Biobanking refers to the practice of creating a repository for biological material or data. The associated activities include the collection, storage, analysis, and distribution of the biological material or data. Although material or data may be included from animals, bacteria, or the environment, the material is typically from human sources and includes tissue and blood samples as well as relevant clinical data or records. A common goal of biotechnology firms is to obtain data that may result in marketable developments that will improve the health and well being of both the studied population and society in general. From the perspective of the biotech industry, indigenous peoples, for example, may offer valuable information about the treatment of certain diseases because of their genetic homogeneity, disease prevalence, diet, etc. Technology companies have at least two financial incentives to be involved in, and supportive of, biobanking. By obtaining patents that secure the commercial rights over genetic material, any profits from pharmaceutical and other products developed typically go to the holder of the patent. In addition, future researchers who make use of the data must typically pay a fee.

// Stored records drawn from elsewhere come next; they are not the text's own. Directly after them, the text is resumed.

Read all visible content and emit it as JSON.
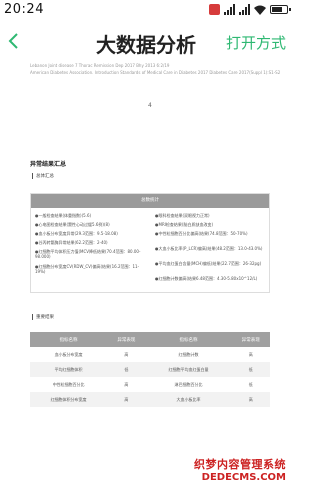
{
  "status_bar": {
    "time": "20:24",
    "app_badge_color": "#d63b3b"
  },
  "header": {
    "title": "大数据分析",
    "open_action": "打开方式"
  },
  "document": {
    "refs": [
      "Lebanon Joint disease 7 Thorac Remission Dep 2017 Bhy 2013 6:2/19",
      "American Diabetes Association. Introduction Standards of Medical Care in Diabetes 2017 Diabetes Care 2017(Suppl 1):S1-S2"
    ],
    "page_number": "4",
    "section_title": "异常结果汇总",
    "summary_label": "总体汇总",
    "summary_header": "总数统计",
    "summary_left": [
      "●一般检查结果(体重指数)(5.6)",
      "●心电图检查结果(窦性心动过缓5.6例)(8)",
      "●血小板分布宽度异常(29.3范围：9.5-18.08)",
      "●谷丙转氨酶异常结果(62.2范围：2-40)",
      "●红细胞平均体积压力值(MCV降低结果(70.4范围：80.00-98.000)",
      "●红细胞分布宽度CV(RDW_CV)偏高(结果(16.2范围：11-19%)"
    ],
    "summary_right": [
      "●眼科检查结果(双眼视力正常)",
      "●MRI检查结果(脑白质缺血改变)",
      "●中性粒细胞百分比偏高(结果(74.8范围：50-70%)",
      "●大血小板比率(P_LCR)偏高(结果(48.2范围：13.0-43.0%)",
      "●平均血红蛋白含量(MCH)偏低(结果(22.7范围：26-32pg)",
      "●红细胞计数偏高(结果6.48范围：4.30-5.80x10^12/L)"
    ],
    "table_label": "重要结果",
    "table": {
      "headers": [
        "指标名称",
        "异常表现",
        "指标名称",
        "异常表现"
      ],
      "rows": [
        [
          "血小板分布宽度",
          "高",
          "红细胞计数",
          "高"
        ],
        [
          "平均红细胞体积",
          "低",
          "红细胞平均血红蛋白量",
          "低"
        ],
        [
          "中性粒细胞百分比",
          "高",
          "淋巴细胞百分比",
          "低"
        ],
        [
          "红细胞体积分布宽度",
          "高",
          "大血小板比率",
          "高"
        ]
      ]
    }
  },
  "watermark": {
    "cn": "织梦内容管理系统",
    "en": "DEDECMS.COM"
  }
}
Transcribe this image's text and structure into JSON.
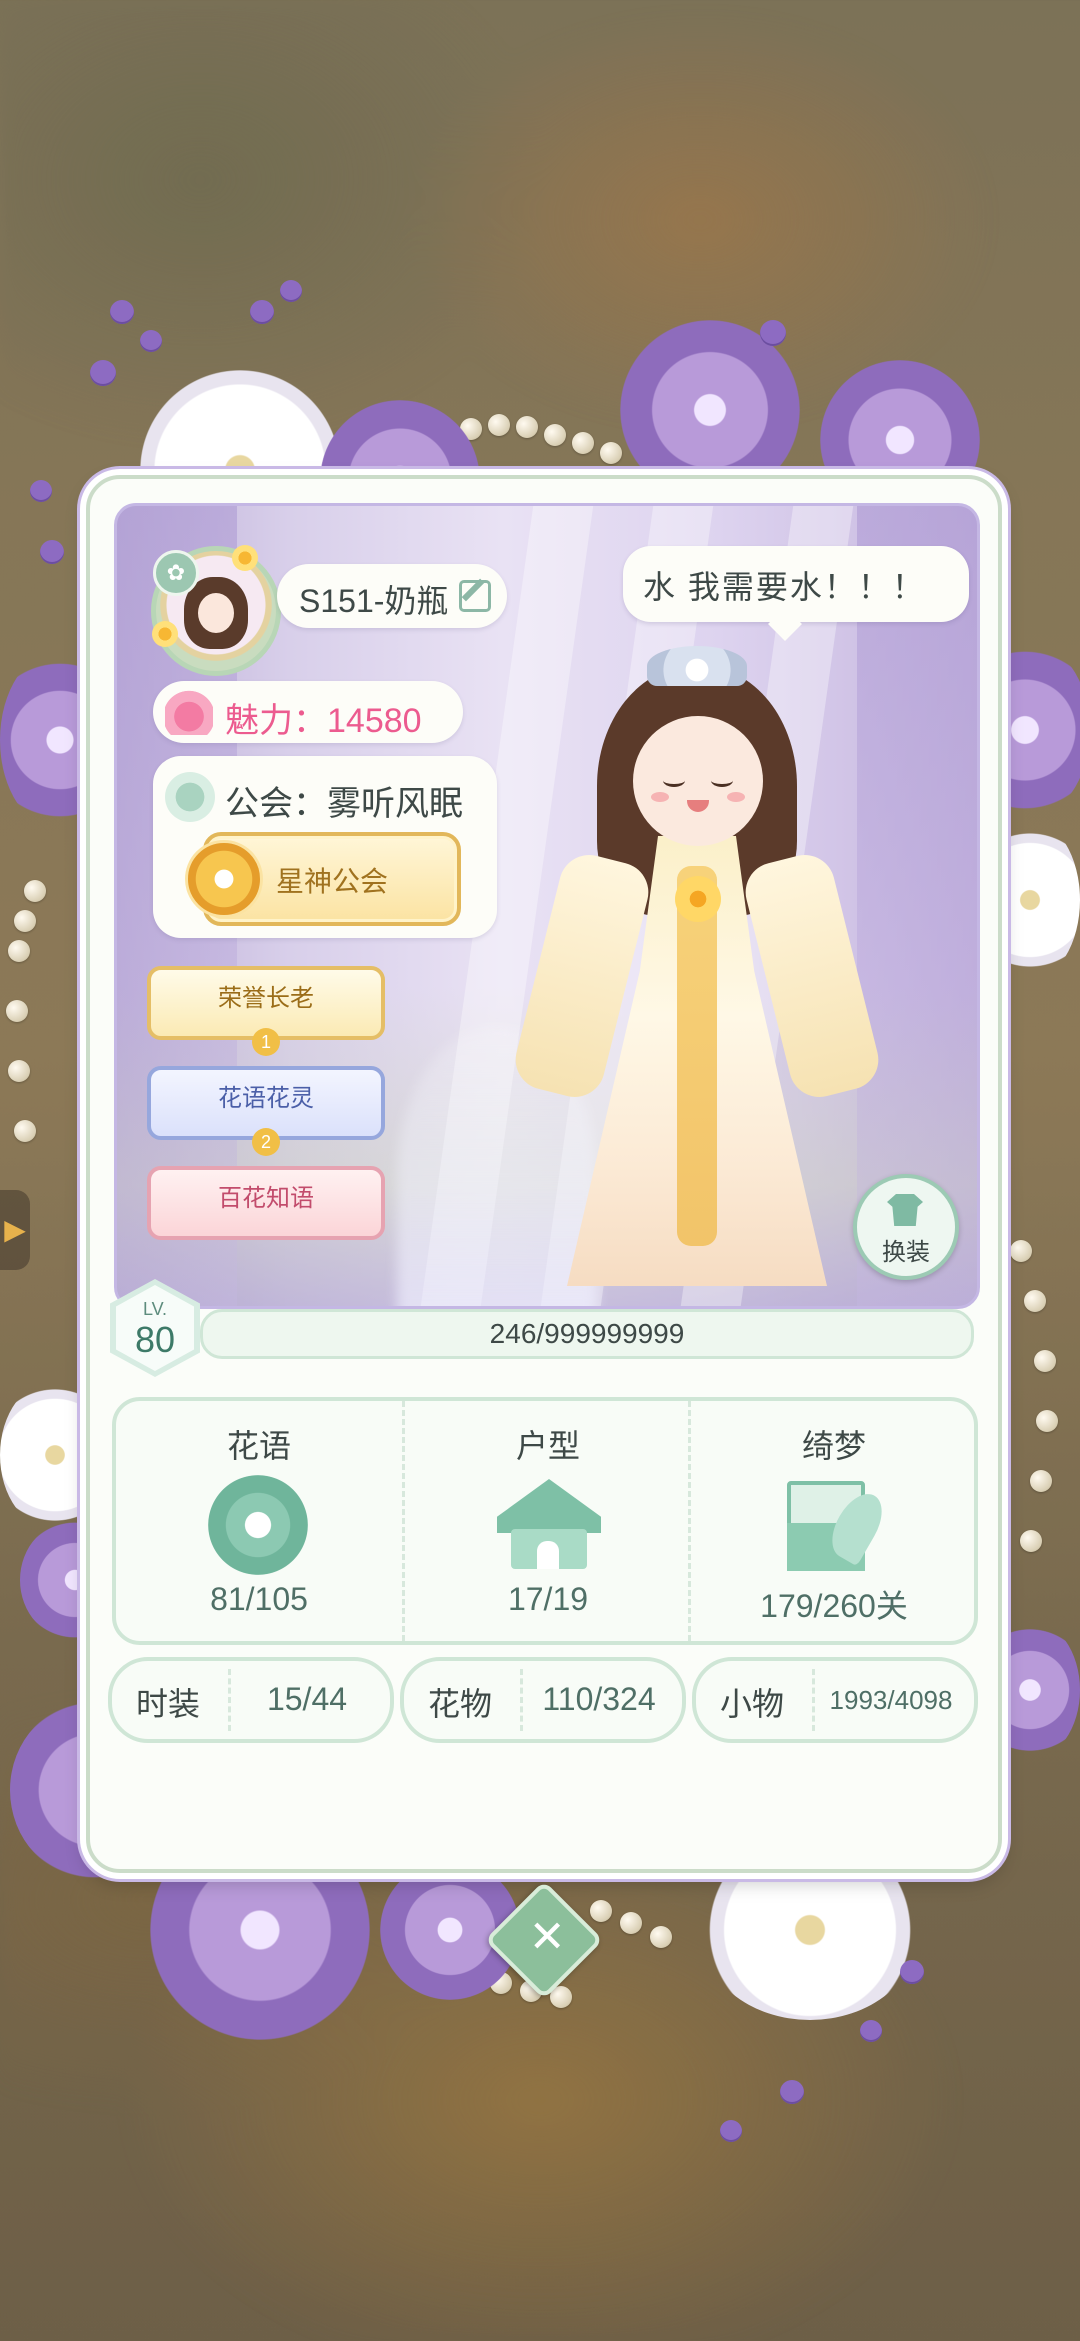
{
  "profile": {
    "name": "S151-奶瓶",
    "charm_text": "魅力：14580",
    "guild_text": "公会：雾听风眠",
    "guild_plaque": "星神公会",
    "speech": "水 我需要水！！！"
  },
  "titles": [
    {
      "label": "荣誉长老",
      "num": "1"
    },
    {
      "label": "花语花灵",
      "num": "2"
    },
    {
      "label": "百花知语",
      "num": ""
    }
  ],
  "outfit_button": "换装",
  "level": {
    "label": "LV.",
    "value": "80",
    "exp_text": "246/999999999",
    "exp_fraction": 2e-07
  },
  "stats": [
    {
      "title": "花语",
      "value": "81/105",
      "icon": "flower-icon"
    },
    {
      "title": "户型",
      "value": "17/19",
      "icon": "house-icon"
    },
    {
      "title": "绮梦",
      "value": "179/260关",
      "icon": "letter-feather-icon"
    }
  ],
  "collections": [
    {
      "label": "时装",
      "value": "15/44"
    },
    {
      "label": "花物",
      "value": "110/324"
    },
    {
      "label": "小物",
      "value": "1993/4098"
    }
  ],
  "close_icon": "close-icon",
  "colors": {
    "accent_green": "#7ec0a6",
    "charm_pink": "#ec5b8f",
    "frame_purple": "#c9b9e6"
  }
}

Although the indigenous peoples represent only a relatively small portion of the population --or because they represent a small percentage of the population-- they should be of special concern. There are, in fact, several hundred million indigenous peoples throughout the world. The issues raised are relevant whether the studies are designed for ethnic studies, disease research, or both.
There are several reasons for geneticists to give special attention to indigenous populations. DNA from the indigenous populations is of particular interest to researchers because it may demonstrate genetic markers that have remained unaltered for many centuries. It is presumed that these groups have a more homogenous biographical ancestry than more diverse societies and that there is a higher probability of obtaining archetypal blood samples. This is of special interest to those interested in understanding the origin, migration, and history of humankind.